First posted: Aug 11, 2013

Espresso Martinis



Cooks in:        Serves:10

  • 1.5 litres cream, whipped
  • 100ml Strong espresso
  • 12 egg yolks
  • 500g castor sugar
  • 1 packet Leaf gelatine
  • 2 cans Condensed milk
  • 500ml full cream milk
  • 1 bottle Coffee liqueur
  • Packet of Tennis biscuits blended into a dust
  • 2 Tbsp Horlicks

What to do

1. Whip the cream and set aside

2. Add egg yolks to mixer bowl.

3. Heat castor sugar to 121 degrees and pour onto egg yolks. Whisk till cold.
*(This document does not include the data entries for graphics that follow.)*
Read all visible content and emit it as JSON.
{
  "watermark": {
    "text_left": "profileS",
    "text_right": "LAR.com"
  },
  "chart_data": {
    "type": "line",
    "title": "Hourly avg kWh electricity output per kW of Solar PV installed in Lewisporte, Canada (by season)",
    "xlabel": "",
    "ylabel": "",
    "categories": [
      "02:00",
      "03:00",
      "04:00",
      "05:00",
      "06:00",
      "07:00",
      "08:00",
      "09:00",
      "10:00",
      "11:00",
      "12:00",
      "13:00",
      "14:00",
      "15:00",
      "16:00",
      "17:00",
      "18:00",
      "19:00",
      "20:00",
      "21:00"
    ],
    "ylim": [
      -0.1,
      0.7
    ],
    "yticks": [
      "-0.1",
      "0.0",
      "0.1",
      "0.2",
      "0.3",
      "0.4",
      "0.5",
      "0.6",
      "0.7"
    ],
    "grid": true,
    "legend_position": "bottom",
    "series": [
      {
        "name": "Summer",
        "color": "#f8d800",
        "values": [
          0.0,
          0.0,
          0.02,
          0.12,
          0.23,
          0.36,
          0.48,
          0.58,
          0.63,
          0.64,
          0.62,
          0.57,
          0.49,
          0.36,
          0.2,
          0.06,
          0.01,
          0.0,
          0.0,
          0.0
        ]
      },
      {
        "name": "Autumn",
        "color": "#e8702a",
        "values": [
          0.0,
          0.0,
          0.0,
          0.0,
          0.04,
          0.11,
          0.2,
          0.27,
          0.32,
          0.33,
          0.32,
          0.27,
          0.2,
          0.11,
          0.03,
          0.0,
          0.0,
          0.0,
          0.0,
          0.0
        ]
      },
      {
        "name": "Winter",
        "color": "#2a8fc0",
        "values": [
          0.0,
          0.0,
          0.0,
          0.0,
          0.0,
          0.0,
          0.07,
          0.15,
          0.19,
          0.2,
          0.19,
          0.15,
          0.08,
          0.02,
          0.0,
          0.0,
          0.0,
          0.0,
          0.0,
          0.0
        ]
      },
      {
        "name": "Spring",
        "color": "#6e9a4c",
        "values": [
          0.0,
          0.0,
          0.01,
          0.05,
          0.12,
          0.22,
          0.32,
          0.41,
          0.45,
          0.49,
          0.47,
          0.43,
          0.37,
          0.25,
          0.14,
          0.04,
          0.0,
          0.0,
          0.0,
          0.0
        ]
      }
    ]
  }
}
4. Add espresso and liqueur , fold in the whipped cream

5. Place into glasses and chill

6. Soften condensed milk and thin out with dairy milk. Add the Horlicks and mix

7. Set 700ml of this mixture with 4 leaves of gelatine

8. Top the coffee mix in the glasses with a sprinkling of the Tennis biscuit dust

9. Whip the condensed milk mixture until light and frothy, place on top of tennis biscuit dust and return to fridge to chill till serving.

NOTE: The recipe calls for an espuma gun. This stage could also be done by whipping the mixture and topping. The espuma gun can be invested in as a nifty gadget, but is not a staple kitchen accessory.